Automatic Incident Creation (AIC) events for ML Engine helps administrators detect and manage situations where there is cluster degradation and down incidents.

CMDP

The Containerized Metadata Persistence (CMDP) feature preserves metadata so that recovery from container or pod failures is possible by restarting the cluster, without the need to reinstall analytic functions on restart.

FDR

Failure Detection Recovery (FDR) detects failures and attempts to recover from those failures automatically, thereby reducing cluster downtime.

IMAT

The In Memory Analytics Tables (IMAT) enhance performance by keeping data in memory and reducing data copies.

Kubernetes

Kubernetes is a container orchestration platform. The applications that comprise ML Engine run in containers. Kubernetes launches and operates the container infrastructure that makes up the ML Engine.

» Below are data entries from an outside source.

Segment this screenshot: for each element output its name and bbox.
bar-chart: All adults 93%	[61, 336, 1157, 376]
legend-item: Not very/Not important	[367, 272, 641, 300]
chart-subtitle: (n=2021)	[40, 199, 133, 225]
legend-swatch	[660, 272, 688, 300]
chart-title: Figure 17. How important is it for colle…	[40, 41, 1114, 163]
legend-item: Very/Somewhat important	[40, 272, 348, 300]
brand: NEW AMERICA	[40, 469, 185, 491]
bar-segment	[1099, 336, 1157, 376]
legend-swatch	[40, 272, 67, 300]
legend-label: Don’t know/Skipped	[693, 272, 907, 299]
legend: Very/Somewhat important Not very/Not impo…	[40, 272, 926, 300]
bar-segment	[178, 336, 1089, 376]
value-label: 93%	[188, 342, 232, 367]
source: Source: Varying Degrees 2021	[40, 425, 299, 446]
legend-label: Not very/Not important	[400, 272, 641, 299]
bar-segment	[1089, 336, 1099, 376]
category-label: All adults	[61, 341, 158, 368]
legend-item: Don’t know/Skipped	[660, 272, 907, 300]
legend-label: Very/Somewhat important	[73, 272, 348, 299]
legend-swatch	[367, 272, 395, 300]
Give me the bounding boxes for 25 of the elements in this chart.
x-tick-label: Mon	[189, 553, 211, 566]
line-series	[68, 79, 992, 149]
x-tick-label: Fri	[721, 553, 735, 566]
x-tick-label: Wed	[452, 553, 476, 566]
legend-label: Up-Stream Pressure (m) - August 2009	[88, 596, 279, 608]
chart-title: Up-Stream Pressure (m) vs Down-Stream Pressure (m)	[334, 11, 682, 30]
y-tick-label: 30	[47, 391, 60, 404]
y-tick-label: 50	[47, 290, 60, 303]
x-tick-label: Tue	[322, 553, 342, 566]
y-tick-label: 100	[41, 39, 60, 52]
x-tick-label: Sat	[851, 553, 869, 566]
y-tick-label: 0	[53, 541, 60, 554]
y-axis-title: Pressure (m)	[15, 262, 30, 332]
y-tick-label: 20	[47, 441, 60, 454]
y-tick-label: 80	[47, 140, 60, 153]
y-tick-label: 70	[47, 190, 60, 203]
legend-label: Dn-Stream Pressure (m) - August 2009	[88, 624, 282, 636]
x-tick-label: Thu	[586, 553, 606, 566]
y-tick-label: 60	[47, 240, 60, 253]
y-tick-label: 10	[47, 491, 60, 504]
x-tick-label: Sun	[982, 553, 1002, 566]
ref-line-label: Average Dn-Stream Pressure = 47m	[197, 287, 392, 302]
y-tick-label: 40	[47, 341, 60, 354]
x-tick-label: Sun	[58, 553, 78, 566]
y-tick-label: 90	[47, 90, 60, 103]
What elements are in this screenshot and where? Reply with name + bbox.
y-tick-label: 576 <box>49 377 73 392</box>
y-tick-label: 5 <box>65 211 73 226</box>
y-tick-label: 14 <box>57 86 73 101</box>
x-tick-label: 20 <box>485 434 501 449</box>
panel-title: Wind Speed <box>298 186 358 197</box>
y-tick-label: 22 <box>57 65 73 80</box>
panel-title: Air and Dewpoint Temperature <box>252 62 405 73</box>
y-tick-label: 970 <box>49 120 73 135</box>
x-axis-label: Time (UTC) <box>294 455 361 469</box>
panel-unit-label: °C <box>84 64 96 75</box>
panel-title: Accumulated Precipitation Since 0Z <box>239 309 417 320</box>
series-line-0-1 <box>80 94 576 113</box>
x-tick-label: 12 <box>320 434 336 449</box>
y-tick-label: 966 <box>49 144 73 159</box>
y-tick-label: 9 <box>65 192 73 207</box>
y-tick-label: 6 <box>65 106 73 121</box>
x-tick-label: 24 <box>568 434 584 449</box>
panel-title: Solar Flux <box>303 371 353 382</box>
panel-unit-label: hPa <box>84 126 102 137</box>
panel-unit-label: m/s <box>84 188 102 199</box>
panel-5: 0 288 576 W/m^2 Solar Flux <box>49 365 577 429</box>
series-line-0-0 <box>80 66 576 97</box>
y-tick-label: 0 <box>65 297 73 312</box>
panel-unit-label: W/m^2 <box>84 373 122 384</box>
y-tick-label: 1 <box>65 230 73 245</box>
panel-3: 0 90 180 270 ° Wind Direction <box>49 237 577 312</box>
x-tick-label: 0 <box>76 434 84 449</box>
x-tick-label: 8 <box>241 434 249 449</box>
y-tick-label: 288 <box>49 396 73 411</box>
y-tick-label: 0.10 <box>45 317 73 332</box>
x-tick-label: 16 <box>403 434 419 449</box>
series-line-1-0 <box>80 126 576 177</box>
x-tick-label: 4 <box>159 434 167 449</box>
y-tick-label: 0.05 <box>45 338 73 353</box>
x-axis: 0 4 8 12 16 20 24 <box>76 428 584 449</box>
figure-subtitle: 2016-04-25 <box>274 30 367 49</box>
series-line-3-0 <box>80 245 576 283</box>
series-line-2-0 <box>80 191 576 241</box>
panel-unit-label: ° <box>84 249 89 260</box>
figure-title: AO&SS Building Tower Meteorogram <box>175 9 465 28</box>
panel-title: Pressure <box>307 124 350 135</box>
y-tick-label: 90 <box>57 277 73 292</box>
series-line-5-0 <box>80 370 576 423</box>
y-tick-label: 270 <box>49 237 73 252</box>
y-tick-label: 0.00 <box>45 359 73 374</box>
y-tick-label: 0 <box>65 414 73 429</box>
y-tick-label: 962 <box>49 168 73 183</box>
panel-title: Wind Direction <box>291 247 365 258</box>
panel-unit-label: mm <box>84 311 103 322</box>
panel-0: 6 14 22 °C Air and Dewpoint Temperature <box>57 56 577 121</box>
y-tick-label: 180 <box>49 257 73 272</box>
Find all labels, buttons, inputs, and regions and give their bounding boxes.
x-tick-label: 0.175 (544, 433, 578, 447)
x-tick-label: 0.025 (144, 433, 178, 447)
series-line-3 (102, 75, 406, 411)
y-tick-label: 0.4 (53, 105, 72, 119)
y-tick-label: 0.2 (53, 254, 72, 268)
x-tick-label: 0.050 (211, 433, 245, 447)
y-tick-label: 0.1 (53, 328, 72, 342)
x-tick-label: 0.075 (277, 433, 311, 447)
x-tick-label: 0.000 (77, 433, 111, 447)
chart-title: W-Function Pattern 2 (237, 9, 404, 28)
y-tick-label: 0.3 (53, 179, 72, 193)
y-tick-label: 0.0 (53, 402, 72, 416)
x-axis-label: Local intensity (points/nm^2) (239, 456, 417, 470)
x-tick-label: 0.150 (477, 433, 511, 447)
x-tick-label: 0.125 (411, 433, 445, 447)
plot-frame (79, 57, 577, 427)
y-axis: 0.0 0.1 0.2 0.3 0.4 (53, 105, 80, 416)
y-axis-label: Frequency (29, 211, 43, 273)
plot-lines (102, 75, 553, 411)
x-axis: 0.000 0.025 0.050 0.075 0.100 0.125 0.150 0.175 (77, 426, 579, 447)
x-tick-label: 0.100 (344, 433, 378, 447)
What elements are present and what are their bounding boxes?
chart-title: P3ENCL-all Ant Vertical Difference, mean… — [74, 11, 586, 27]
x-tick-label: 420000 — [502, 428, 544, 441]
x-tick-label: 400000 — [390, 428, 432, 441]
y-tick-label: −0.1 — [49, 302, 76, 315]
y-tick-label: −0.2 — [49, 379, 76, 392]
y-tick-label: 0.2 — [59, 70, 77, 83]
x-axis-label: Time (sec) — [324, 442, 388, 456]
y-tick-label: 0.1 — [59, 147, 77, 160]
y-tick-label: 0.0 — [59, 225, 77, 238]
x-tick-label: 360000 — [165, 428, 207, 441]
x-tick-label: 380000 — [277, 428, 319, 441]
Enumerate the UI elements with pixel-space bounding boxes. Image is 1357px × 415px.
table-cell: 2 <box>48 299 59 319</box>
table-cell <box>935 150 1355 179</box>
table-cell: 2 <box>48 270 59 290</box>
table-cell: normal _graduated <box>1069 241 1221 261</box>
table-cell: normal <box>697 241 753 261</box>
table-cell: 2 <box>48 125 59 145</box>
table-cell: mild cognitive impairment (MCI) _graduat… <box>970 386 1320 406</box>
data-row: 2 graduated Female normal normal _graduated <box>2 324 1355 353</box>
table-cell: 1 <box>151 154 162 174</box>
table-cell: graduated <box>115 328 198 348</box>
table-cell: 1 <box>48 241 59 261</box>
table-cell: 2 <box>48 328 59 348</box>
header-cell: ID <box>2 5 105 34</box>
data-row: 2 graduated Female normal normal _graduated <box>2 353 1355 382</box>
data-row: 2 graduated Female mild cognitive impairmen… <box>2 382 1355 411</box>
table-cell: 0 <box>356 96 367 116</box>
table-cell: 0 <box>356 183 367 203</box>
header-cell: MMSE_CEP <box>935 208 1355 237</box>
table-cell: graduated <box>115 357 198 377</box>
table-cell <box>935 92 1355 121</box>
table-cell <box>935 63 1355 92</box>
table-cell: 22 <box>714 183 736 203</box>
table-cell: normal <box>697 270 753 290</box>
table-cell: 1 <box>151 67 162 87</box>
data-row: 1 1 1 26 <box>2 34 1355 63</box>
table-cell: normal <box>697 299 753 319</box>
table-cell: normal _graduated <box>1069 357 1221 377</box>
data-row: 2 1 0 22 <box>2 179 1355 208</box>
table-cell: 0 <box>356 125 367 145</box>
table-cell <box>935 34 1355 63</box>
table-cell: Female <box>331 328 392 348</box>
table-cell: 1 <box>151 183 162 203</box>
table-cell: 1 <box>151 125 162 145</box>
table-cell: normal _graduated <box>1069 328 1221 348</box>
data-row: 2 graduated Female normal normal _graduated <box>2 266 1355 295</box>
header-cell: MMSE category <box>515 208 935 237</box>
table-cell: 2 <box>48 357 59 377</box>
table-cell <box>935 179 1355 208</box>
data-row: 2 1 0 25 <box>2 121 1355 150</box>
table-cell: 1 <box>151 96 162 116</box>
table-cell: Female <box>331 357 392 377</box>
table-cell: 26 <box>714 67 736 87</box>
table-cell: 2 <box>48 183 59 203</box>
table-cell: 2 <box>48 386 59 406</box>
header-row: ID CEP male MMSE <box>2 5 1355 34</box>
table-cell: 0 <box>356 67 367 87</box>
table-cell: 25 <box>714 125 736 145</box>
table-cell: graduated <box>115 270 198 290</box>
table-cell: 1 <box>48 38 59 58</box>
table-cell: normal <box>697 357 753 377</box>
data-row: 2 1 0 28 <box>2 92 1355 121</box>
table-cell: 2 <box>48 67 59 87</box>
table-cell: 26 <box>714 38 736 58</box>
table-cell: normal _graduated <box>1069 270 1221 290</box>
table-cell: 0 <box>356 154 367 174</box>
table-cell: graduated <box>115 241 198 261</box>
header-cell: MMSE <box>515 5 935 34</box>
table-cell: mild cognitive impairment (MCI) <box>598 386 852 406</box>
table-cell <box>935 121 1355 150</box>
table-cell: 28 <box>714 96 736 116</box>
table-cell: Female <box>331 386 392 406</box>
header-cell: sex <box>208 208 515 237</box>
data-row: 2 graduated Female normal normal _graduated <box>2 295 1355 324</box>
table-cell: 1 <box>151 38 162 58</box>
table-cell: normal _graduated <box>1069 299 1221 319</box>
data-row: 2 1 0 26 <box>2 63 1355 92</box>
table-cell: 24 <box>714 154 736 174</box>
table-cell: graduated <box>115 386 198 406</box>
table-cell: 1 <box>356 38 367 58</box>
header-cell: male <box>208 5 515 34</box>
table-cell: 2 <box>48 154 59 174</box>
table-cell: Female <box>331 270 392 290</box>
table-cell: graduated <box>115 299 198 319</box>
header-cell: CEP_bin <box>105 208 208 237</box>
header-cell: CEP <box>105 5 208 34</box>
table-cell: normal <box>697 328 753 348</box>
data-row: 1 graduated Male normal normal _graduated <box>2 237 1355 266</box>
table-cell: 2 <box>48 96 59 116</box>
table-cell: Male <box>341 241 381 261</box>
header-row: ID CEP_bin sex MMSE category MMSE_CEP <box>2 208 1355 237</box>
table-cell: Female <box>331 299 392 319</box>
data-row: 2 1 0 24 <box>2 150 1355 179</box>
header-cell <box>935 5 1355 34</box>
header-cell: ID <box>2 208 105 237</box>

Machine Learning Engine Function Execution

ML Engine function execution feature enables Advanced SQL Engine to run functions that are remotely available on ML Engine.

Query Monitoring

Query monitoring helps administrators measure compute resource utilization. Query monitoring is useful in identifying expensive phases of a query that tax certain resources.

System Monitoring

Teradata Vantage can monitor ML Engine worker node (pod) resource consumption, correct any resource bottlenecks, and pinpoint long-term and cyclical utilization trends, as well as set health thresholds.

WLM

The Workload Management (WLM) manages workload performance by prioritizing workload requests, monitoring system activity, and acting when predefined limits are reached.